Eine gute Tragehilfe stützt die Wirbelsäule des Babys, so dass es nicht zusammensackt und sein Rücken rund bleibt. Auch Nacken und Köpfchen werden gestützt. Wenn sich die Tragehilfe von Kniekehle bis Kniekehle des Traglings erstreckt, nimmt es automatisch die Spreiz-Anhock-Haltung an, in der sich seine Knie etwa auf Höhe seines Bauchnabels befinden. Das Becken kippt automatisch nach vorn und der kleine Rücken rundet sich. Auch der Tragende profitiert von einer guten Tragehilfe, denn sie verteilt das Gewicht des Traglings optimal auf Schultern, Rücken und Hüfte, so dass auch längeres Tragen nicht zur Last wird. Keinesfalls sollten beim Getragenwerden die Beine des Babys gerade nach unten hängen, und niemals sollte es mit dem Gesicht nach außen getragen werden. Diese Position ist anatomisch unnatürlich und kann bleibende Schäden verursachen. Auch hat das Kind keine Möglichkeit, sich an den Körper der tragenden Person anzuschmiegen, wenn er müde oder überreizt ist. Es lohnt sich, eine gute Tragehilfe sorgfältig auszuwählen. Bei Bedarf kann Mann sich in Stillgruppen, Familienzentren oder bei besonders dafür ausgebildeten Trageberaterinnen informieren und das korrekte Tragen zeigen lassen.
Die meisten Väter sind tagsüber viel außer Haus und können daher nur wenig Zeit mit ihren Kindern verbringen. Eine einfache Möglichkeit, dies zu kompensieren und die Bindung zwischen Papa und Kind zu vertiefen, ist gemeinsam zu schlafen. Darf das Baby mit ins Elternbett, sind die Nächte für die ganze Familie in der Regel entspannter. Die Kleinen schlafen ruhiger und tiefer, wenn sie die körperliche Nähe der Mutter spüren und auch nachts nach Bedarf gestillt werden. Papa schläft weitestgehend durch, wacht in der Früh neben dem kleinen Spross auf und genießt vor dem Aufstehen noch einige Minuten ganz bewusster Nähe. Viele Eltern fürchten den plötzlichen Kindstod (SIDS), doch Untersuchungen haben gezeigt, dass das Stillen und die körperliche Nähe zur Mutter im gemeinsamen Bett sogar einen schützenden Effekt vor SIDS haben können. Weitere Aspekte, die beim gemeinsamen Schlafen beachtet werden sollten, lassen sich im Internet unter dem Stichwort „Co-Sleeping“ finden.
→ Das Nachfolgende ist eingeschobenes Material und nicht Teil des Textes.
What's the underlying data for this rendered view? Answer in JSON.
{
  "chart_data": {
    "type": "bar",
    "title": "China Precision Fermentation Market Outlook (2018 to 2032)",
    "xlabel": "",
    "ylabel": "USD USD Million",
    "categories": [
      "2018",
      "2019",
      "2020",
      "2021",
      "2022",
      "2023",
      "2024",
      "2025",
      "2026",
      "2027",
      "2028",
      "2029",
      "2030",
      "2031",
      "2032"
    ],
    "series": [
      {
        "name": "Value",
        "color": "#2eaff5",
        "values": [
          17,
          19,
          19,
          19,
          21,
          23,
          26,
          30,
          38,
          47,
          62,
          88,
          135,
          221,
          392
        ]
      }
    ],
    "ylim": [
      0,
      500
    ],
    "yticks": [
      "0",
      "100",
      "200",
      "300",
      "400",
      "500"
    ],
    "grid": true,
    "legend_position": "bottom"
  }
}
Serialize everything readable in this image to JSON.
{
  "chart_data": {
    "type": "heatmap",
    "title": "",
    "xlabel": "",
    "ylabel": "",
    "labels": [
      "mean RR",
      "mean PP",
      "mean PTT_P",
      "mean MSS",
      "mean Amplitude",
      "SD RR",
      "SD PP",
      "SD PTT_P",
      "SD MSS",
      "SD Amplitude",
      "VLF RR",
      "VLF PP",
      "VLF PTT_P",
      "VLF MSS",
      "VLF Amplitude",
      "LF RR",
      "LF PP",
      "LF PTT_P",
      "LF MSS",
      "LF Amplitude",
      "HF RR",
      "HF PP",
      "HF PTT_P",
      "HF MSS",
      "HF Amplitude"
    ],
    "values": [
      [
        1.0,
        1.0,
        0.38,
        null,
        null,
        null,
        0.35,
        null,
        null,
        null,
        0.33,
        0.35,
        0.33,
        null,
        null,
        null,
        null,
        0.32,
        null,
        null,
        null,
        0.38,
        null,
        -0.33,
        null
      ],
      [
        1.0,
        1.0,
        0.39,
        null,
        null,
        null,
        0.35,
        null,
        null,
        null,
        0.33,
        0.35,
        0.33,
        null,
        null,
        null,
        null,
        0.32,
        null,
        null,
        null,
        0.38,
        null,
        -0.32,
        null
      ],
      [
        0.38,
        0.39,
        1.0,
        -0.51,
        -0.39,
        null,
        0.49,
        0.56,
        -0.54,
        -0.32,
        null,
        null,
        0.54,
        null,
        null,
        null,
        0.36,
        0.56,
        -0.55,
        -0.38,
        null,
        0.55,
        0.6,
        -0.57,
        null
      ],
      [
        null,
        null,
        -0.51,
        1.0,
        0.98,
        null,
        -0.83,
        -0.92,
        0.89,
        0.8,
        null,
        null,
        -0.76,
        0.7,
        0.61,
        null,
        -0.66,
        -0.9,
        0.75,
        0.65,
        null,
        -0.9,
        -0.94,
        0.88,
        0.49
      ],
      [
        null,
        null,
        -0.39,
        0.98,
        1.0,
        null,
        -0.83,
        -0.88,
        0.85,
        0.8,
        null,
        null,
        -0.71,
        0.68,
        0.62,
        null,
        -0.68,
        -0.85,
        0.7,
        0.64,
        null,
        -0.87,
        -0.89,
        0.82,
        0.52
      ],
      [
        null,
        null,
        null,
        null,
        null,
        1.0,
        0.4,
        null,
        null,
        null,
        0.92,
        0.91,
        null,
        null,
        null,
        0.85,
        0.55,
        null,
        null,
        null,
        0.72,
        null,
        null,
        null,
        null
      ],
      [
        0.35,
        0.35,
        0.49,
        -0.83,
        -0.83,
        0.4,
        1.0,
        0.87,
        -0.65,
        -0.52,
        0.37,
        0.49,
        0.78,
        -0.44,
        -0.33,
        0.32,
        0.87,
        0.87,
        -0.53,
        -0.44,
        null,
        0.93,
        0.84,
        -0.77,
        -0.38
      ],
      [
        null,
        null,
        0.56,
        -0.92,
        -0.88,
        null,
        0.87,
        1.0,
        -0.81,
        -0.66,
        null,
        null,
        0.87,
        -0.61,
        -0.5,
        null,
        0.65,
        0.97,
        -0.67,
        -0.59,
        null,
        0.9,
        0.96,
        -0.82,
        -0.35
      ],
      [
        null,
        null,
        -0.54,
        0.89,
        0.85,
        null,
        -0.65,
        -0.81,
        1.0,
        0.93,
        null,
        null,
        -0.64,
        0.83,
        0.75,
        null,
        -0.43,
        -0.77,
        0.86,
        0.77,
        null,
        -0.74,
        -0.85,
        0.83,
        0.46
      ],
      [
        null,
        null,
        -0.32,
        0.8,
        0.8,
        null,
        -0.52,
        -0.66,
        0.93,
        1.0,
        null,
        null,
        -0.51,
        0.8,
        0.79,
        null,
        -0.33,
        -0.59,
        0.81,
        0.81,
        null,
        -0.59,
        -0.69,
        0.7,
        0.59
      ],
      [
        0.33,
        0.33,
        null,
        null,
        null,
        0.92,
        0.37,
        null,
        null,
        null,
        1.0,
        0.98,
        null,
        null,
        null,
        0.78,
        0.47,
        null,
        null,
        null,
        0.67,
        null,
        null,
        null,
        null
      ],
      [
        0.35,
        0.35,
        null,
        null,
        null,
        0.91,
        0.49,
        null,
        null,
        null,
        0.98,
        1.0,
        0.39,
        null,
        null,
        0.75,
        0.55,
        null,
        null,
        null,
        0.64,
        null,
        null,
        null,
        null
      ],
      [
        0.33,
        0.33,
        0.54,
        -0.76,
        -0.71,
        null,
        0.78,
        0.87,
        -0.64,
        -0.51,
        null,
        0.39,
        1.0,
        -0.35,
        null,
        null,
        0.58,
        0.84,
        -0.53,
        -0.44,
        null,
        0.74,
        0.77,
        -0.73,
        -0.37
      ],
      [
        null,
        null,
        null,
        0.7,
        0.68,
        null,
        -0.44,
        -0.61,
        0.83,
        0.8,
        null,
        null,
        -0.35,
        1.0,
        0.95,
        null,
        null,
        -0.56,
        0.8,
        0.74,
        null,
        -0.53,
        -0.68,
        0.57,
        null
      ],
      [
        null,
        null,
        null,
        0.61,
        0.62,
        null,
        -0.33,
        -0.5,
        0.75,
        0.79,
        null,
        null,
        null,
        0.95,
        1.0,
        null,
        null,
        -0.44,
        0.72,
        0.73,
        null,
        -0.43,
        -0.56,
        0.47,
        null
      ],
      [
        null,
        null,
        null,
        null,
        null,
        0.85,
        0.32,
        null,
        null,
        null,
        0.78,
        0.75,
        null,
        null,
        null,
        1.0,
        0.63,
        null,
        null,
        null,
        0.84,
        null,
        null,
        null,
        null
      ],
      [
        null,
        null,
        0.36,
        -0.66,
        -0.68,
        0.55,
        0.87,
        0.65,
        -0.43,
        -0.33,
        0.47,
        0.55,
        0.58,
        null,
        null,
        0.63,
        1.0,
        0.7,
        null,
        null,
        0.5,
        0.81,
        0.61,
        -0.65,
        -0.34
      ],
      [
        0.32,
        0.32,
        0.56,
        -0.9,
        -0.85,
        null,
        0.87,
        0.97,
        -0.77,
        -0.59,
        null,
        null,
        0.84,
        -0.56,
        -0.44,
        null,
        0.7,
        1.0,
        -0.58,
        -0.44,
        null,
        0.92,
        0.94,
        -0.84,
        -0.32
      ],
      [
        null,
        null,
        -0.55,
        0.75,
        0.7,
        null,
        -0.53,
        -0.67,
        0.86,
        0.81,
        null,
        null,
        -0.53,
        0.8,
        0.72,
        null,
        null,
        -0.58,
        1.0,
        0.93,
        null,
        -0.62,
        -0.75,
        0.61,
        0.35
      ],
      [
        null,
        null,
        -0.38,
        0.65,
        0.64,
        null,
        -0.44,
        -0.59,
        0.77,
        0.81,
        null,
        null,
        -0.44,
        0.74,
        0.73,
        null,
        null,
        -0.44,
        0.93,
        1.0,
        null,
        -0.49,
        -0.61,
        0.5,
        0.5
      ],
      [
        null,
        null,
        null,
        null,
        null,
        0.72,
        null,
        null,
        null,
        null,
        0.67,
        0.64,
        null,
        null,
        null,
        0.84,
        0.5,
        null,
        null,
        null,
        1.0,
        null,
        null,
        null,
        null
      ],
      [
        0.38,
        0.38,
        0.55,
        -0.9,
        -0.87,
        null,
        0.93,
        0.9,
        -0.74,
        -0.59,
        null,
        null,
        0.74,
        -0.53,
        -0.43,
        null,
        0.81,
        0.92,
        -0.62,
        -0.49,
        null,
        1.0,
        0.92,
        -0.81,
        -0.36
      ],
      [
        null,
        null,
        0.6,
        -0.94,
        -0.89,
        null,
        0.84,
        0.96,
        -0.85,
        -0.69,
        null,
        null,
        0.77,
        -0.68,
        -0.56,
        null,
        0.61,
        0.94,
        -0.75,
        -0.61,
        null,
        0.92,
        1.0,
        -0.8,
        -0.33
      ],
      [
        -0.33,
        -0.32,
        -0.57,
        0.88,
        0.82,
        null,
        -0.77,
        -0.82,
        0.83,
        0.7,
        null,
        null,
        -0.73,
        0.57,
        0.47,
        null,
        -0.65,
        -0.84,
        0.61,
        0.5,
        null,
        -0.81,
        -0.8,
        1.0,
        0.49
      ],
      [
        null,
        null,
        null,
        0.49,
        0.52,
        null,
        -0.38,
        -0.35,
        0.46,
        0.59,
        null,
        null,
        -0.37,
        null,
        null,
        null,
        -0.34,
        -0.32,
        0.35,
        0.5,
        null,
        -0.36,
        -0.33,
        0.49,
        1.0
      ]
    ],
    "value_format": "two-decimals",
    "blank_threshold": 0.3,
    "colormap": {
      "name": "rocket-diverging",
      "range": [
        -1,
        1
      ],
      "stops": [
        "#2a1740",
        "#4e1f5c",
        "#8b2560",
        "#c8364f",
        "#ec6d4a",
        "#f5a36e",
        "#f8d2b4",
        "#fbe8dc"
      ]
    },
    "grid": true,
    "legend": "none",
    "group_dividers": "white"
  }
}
Väter leisten eigene wertvolle Beiträge zur Entwicklung ihrer Kinder und darum sind sie so wichtig. Untersuchungen zeigen, dass sich die Interaktion zwischen Vater und Kind auf die Entwicklung des Selbstbilds, die späteren Einstellungen und Verhaltensweisen viel prägender auswirkt als die zwischen Mutter und Kind. Darum ist es gut, dass Papa nicht ein Mamaersatz bei deren Abwesenheit ist, sondern parallel zur Mutter seine männlichen Elemente ins Familiensystem einbringt.
Kristina Heindel ist Stillberaterin und SAFE®-Mentorin in Inning.